Leicestershire County Council Collections Team Volunteers!
Leicestershire County Council’s Museum Collections reflect the natural life of the County as well as the histories, interests and aspirations of the people who have made it their home.
The Collections team works with various groups of volunteers who enable us to make our collections more accessible.
Natural Life volunteers
These volunteers support various projects, including repackaging and labelling the moss collection, re-organising the butterflies and moths, and working on the herbarium (the botanical collection of pressed plants).
Collections Care volunteers
Working alongside the Collections Manager, these volunteers carefully clean objects to conservation principles, re-pack collections and help get objects ready for exhibitions.

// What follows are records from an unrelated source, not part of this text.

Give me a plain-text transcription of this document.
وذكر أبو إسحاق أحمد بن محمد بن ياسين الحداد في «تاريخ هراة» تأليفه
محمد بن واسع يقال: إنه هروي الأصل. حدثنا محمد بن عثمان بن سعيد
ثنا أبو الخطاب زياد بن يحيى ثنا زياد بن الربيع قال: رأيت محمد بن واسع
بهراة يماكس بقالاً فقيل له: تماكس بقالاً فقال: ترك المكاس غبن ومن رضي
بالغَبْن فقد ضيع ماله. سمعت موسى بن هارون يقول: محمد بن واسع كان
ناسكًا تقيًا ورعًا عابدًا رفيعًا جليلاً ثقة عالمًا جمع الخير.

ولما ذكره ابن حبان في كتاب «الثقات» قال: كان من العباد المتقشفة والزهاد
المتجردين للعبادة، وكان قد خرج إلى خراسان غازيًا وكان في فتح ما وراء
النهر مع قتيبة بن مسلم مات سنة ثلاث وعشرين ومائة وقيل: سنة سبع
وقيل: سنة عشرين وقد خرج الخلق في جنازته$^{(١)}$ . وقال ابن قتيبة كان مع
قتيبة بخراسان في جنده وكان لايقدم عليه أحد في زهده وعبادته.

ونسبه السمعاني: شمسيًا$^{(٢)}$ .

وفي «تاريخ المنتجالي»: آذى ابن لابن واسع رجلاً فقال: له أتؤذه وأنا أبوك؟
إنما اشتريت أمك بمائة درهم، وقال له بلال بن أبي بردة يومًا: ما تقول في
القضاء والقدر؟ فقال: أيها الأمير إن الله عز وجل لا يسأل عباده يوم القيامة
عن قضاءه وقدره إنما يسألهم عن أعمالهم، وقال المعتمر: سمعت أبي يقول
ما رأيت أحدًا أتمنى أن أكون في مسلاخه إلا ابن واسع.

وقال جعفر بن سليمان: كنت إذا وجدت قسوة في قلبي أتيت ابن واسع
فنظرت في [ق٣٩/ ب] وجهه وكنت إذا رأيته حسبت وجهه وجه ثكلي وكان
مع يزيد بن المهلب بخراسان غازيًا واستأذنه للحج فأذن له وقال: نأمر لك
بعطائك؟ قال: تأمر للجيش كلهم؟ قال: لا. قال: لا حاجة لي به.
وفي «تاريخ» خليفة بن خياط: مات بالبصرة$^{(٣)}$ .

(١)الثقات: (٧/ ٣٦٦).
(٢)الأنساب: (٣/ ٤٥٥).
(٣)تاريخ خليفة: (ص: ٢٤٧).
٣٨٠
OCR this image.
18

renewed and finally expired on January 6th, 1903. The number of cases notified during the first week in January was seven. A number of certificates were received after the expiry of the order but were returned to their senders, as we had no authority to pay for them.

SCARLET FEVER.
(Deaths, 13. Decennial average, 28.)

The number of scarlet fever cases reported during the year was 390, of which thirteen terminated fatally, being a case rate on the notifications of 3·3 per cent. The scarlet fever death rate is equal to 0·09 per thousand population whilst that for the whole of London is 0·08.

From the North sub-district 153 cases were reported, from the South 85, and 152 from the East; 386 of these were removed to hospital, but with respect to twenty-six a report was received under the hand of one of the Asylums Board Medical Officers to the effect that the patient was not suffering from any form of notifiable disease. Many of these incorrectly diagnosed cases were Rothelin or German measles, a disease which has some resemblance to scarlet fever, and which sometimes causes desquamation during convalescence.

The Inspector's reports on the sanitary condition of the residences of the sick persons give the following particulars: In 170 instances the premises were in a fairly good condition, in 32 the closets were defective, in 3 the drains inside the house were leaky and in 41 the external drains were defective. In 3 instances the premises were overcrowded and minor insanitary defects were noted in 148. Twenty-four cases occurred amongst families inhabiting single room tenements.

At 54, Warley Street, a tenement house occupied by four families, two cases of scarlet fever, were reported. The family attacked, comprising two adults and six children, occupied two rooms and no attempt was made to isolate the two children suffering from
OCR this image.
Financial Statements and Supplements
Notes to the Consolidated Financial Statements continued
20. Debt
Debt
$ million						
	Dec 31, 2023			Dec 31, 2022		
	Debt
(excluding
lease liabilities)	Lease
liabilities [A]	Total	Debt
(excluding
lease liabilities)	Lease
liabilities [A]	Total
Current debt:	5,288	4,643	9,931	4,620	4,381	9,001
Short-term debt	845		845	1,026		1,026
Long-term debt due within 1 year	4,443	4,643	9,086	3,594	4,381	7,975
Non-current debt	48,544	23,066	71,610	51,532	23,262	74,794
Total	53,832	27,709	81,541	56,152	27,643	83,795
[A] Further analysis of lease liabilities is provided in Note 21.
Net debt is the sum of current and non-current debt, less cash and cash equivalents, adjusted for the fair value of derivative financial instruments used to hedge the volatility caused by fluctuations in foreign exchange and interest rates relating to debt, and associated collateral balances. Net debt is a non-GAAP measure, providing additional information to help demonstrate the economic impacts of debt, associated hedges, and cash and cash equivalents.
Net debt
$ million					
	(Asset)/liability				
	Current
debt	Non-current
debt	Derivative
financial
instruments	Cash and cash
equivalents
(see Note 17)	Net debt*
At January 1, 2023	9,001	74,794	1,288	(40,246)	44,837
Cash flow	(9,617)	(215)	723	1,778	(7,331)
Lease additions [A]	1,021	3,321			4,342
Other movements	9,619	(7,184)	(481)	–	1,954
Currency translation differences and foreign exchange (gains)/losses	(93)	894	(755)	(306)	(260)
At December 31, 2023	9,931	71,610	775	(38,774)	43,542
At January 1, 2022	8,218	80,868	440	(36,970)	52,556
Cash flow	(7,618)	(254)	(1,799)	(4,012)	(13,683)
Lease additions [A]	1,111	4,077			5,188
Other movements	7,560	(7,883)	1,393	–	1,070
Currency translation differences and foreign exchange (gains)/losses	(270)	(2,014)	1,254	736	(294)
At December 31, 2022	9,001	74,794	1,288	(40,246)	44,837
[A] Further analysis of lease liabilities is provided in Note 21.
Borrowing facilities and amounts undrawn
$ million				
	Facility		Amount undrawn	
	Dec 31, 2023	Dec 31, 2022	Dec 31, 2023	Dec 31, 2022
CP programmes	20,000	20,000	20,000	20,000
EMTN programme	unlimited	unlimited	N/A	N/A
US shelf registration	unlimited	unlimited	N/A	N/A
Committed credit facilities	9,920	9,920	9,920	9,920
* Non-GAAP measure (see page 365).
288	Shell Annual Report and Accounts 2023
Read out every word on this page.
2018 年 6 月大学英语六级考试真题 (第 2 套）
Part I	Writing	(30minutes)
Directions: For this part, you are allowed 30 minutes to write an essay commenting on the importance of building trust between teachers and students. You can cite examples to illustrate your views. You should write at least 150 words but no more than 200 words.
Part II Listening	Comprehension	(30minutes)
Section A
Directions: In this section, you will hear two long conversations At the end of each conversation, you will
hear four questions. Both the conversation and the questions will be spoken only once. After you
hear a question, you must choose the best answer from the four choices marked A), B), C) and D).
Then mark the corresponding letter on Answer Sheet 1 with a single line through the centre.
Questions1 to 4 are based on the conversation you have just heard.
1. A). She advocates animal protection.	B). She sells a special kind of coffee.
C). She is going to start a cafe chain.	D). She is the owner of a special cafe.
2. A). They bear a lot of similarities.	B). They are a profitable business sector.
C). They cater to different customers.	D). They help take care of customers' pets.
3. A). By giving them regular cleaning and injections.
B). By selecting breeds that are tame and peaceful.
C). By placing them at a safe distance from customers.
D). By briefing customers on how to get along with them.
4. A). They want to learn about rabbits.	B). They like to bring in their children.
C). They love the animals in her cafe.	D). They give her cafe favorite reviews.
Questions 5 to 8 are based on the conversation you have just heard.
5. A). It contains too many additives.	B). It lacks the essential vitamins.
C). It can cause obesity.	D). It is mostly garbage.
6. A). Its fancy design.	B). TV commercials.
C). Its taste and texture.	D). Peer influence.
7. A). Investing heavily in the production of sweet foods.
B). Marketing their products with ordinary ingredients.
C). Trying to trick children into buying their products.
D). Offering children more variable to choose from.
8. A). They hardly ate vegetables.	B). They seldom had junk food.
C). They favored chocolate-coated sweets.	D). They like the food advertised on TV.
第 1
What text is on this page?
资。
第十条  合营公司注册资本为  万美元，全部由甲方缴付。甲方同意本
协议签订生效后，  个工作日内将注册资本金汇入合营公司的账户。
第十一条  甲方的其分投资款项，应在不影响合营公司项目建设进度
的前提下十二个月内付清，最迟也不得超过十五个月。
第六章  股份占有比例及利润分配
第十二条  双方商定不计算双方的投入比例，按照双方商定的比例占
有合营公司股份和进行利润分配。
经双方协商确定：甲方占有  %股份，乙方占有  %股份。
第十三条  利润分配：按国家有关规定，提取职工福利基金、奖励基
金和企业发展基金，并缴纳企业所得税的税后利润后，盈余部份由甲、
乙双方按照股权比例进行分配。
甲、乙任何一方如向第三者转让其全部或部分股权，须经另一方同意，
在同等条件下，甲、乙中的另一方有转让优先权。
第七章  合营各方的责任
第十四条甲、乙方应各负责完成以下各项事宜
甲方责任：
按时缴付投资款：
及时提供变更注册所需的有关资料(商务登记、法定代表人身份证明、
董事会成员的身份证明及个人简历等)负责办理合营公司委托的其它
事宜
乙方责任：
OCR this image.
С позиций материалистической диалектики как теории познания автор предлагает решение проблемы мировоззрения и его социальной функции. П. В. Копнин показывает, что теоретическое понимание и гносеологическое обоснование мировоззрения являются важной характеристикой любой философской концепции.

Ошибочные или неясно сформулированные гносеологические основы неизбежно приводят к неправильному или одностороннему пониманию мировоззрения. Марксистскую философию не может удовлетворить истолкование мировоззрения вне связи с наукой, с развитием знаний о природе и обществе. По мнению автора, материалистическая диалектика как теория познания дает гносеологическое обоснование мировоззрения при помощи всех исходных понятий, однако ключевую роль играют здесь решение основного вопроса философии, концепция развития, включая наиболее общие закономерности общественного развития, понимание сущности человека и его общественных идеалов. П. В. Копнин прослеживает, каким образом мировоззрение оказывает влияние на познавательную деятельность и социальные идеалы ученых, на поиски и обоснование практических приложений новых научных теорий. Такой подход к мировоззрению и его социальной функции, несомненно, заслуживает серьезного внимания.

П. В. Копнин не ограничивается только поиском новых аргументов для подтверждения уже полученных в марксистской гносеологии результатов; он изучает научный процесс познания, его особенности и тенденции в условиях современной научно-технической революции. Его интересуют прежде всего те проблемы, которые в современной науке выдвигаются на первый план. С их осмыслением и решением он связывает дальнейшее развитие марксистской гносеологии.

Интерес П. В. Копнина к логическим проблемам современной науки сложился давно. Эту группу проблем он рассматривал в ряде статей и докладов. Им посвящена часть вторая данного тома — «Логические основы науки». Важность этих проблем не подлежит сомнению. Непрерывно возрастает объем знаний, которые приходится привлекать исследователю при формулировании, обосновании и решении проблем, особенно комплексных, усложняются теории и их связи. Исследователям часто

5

Costume Collection volunteers
Our Engaging Collections Officer supports volunteers to make padded hangers and covers to improve the storage of our historic costumes, they sew in accession labels and turn their hands to many other projects as required.
Archaeology volunteers
These volunteers work with our Archaeology Manager. They help to document the archaeology collections, assist with exhibition preparation and take high quality photographs.
Below is an action shot of Andy, one of the Archaeology collections volunteers, who has taken thousands of images over many years. His images are not only object record shots but are fantastic for engaging the public with our collections whilst our museum sites and stores are closed.
You can have a look at some of Andy’s work on the Image Leicestershire website and Melton Carnegie Museum’s digital archaeology gallery https://www.meltonmuseum.org/
The Archaeology collections volunteers are also undertaking an audit of the whole collection which helps us to locate new objects for exhibitions and loans and also re-visit forgotten wonderful objects in this huge collection. The objects are re-packed to modern conservation standards and information inputted onto the collections database. This task could never have been attempted with staff alone due to the massive number of objects involved, but in 4 years the volunteers have so far catalogued all objects from 1849 to 1989! An amazing achievement!